Returning to what I find reassuring: death. Everyone and everything in this terrible new world will still die, and be released. It may take a long time, but it will happen. I am SO glad to know this is true. (Or at least, Oliver believes it to be true; I'm assuming that it's still impossible for statement-makers to lie to Jon.) It's perhaps an odd thing to take comfort in the idea of the death of all sentient beings, but if the alternative is eternal suffering, then I do. (Personal note: I'm an atheist, and while atheism doesn't offer much in the way of comfort in tribulation, I personally do find a lot of comfort in knowing that death is the end. It has its sad side--the people I love who have died are gone forever, and there won't be any reunion in heaven--but it also means there's no eternal suffering in hell. And, to be honest, I find it hard to imagine any kind of eternity that wouldn't eventually become hell.)

Assuming that Oliver's claim is true and that everything, including the Fears themselves, will eventually die: it changes the stakes. Will Jon and Martin feel the same obligation to save the world even at the cost of their own lives? Especially if, as is likely, they can't be 100% certain of the consequences of whatever "solution" they decide on. Ultimately, I think heroic self-sacrifice may be more appealing than living on whatever fragments of happiness they can build in a nightmare hellscape where everyone else is trapped in millennia of terror. But they've had so little time to just be together; the temptation to try to have something, anything for themselves is likely to be a strong one.

There's another disturbing possibility I've seen mentioned. If the house on Hill Top Road is indeed a portal to a parallel universe (or more than one), then the Fears might try to go there once they've started exhausting the supply of victims in this world. Or they might even try to go there just to get away from the domination of the Beholding. And in that case, Jon's responsibilities redouble.
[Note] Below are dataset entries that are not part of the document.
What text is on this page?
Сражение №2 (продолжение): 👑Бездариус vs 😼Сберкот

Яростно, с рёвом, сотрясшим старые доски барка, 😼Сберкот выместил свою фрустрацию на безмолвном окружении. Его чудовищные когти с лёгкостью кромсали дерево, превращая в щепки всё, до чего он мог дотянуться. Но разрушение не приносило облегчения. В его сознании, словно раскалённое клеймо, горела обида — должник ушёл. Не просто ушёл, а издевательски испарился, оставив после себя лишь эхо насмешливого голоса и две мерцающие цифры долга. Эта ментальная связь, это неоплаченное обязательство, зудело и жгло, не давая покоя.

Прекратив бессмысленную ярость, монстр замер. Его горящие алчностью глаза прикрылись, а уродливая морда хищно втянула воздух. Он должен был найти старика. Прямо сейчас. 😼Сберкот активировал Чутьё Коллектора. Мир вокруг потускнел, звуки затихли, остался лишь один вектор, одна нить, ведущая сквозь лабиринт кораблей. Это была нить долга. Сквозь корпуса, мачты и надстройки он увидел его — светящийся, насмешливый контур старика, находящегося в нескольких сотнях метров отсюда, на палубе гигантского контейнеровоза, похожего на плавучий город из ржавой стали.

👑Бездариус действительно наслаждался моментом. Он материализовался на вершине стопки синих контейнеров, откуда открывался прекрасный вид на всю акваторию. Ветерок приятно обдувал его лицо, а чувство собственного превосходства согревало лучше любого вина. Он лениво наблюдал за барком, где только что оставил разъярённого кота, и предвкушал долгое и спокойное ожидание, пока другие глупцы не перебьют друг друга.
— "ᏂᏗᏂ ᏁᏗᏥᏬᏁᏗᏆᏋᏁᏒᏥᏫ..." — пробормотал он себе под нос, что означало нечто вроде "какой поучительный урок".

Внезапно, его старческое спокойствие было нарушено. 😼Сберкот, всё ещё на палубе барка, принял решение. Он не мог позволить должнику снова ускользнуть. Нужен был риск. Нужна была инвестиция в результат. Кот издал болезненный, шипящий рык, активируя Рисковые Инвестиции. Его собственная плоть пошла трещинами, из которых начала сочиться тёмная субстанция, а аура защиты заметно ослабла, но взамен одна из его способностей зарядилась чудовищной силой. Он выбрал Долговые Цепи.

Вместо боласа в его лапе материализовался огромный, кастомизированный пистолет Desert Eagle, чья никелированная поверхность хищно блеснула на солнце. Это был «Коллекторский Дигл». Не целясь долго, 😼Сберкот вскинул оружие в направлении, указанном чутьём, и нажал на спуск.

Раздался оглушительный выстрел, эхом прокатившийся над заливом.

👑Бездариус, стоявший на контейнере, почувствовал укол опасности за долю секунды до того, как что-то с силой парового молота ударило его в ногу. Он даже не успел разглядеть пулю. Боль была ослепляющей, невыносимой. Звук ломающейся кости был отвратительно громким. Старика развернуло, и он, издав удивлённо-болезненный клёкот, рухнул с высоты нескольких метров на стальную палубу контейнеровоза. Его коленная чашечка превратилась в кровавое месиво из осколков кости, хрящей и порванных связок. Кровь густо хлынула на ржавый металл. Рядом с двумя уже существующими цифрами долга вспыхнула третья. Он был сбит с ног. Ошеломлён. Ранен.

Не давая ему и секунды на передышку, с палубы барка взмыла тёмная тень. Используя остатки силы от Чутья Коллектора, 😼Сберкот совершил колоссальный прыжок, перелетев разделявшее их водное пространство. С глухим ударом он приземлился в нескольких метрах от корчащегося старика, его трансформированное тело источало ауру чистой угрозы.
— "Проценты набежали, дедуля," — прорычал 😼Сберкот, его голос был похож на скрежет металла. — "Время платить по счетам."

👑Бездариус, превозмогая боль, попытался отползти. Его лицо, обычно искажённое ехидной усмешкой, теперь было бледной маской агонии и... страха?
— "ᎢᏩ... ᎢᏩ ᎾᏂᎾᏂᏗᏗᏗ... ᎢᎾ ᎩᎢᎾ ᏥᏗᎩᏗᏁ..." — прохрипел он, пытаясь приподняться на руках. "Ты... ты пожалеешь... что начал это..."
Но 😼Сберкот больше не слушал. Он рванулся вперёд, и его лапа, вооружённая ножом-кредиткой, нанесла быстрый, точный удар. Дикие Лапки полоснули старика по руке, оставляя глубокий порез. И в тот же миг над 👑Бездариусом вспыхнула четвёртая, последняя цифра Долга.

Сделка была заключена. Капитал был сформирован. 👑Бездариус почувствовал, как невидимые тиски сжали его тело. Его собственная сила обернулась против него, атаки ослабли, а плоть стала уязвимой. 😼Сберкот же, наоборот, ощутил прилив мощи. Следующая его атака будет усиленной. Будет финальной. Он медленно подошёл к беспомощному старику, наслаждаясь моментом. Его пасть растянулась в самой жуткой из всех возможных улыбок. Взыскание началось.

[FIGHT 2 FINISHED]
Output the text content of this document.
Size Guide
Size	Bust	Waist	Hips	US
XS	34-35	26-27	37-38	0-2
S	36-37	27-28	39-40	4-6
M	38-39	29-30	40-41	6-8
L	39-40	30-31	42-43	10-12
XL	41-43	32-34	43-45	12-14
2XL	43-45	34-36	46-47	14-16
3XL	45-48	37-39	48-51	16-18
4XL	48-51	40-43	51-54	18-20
*sigh* It's much nicer just to think about Martin being jealous and Jon being amused and loving and reassuring (but not to the point of murdering anyone!) and the two of them being, in a limited way and for a little while, happy.

Date: 2020-05-23 02:53 pm (UTC)
schneefink: River walking among trees, from "Safe" (Default)
From: [personal profile] schneefink
I agree with your thoughts on why Martin is so enthusiastic with smiting Monsters. I would also add that after so long of being afraid of monsters and hunted and having to try and find ways to trick them etc., this is the first time he (through Jon) really has the ability to fight back and hurt them and I'm not surprised that the thought feels good.